Just like UK, in New Zealand the govt takes more tax from people. So, apart from the income you need to consider the tax part to see how much effectively you'll hold for your expenses. You might have to work extra hours to earn more as $72K might not be enough for a family. Try taking a good amount of money and lease a house instead of going on a rented house. This way you can be sure that your money will be back to you when you leave from one house to another.

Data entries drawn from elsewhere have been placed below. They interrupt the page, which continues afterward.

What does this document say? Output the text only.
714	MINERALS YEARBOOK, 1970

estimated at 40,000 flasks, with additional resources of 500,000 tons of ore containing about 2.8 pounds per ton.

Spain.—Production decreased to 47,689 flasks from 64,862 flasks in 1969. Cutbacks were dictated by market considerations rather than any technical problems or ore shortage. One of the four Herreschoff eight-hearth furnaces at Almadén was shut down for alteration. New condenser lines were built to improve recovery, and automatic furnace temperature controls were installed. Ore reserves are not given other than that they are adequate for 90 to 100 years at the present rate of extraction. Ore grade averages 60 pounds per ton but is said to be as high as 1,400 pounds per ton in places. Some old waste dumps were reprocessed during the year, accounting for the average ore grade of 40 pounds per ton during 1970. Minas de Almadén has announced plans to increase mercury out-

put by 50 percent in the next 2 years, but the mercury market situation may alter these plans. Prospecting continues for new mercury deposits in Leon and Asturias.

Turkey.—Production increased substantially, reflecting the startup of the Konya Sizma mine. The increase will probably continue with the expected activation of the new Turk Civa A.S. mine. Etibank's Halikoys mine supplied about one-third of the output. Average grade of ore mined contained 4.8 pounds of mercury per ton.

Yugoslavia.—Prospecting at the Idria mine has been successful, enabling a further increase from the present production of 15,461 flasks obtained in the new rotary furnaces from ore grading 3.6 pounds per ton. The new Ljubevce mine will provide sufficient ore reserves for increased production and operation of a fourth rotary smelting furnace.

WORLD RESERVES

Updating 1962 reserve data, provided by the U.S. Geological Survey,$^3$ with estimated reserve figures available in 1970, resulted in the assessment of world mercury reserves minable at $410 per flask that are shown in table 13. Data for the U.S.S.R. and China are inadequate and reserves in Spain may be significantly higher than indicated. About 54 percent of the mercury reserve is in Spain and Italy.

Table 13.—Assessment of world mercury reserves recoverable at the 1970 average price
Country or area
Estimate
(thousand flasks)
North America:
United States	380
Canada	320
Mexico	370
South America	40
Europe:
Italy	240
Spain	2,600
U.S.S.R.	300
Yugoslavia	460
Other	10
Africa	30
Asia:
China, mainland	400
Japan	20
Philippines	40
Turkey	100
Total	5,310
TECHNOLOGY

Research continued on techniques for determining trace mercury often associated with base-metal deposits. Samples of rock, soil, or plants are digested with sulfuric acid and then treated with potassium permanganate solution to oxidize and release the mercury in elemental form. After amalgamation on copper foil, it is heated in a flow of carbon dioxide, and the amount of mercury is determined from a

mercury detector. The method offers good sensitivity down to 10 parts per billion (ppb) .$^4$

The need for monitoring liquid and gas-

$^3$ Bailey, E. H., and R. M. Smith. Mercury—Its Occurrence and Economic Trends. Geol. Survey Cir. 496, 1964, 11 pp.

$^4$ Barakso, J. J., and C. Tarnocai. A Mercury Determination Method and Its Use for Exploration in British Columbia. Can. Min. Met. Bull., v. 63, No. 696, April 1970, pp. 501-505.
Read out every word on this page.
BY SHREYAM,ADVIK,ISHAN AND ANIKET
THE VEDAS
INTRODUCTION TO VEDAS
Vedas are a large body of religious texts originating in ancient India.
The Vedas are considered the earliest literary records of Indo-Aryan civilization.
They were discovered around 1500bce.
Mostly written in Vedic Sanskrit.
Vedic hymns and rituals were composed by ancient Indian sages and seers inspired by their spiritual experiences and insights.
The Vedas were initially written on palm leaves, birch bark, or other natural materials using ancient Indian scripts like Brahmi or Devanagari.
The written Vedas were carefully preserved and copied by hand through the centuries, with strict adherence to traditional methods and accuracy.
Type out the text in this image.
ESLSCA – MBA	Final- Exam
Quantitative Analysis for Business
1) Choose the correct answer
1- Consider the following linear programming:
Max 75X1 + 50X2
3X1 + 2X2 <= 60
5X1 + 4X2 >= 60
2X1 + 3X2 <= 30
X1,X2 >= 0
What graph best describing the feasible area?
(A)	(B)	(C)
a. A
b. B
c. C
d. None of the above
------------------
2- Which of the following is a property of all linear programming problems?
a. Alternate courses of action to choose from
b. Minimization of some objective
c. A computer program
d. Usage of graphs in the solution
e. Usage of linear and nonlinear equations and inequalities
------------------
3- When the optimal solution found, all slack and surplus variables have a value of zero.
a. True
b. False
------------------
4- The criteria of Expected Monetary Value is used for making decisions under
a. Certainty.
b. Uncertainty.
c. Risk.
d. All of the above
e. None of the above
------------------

cthbell Fri 08-Dec-17 00:42:40

Again thanks to all who've replied, so helpful. Job offer came in yesterday and partner is moving out in January so it's all got a bit real!
West looks good, very taken with what I've read of Titirangi. Rents seem to be ll $550 lowest for a decent house. Scary money!
Annaharvey I didn't understand what you meant about leasing rather than renting, can you explain the difference?
Thanks, Cath

lizsparkles Fri 08-Dec-17 21:47:04

Auckland is a beautiful city to live but its expensive as well. You might need to earn about $100K to pay for kids education especially if its a private school you want to put into.

Other than that, its almost like UK in terms of system and public transport.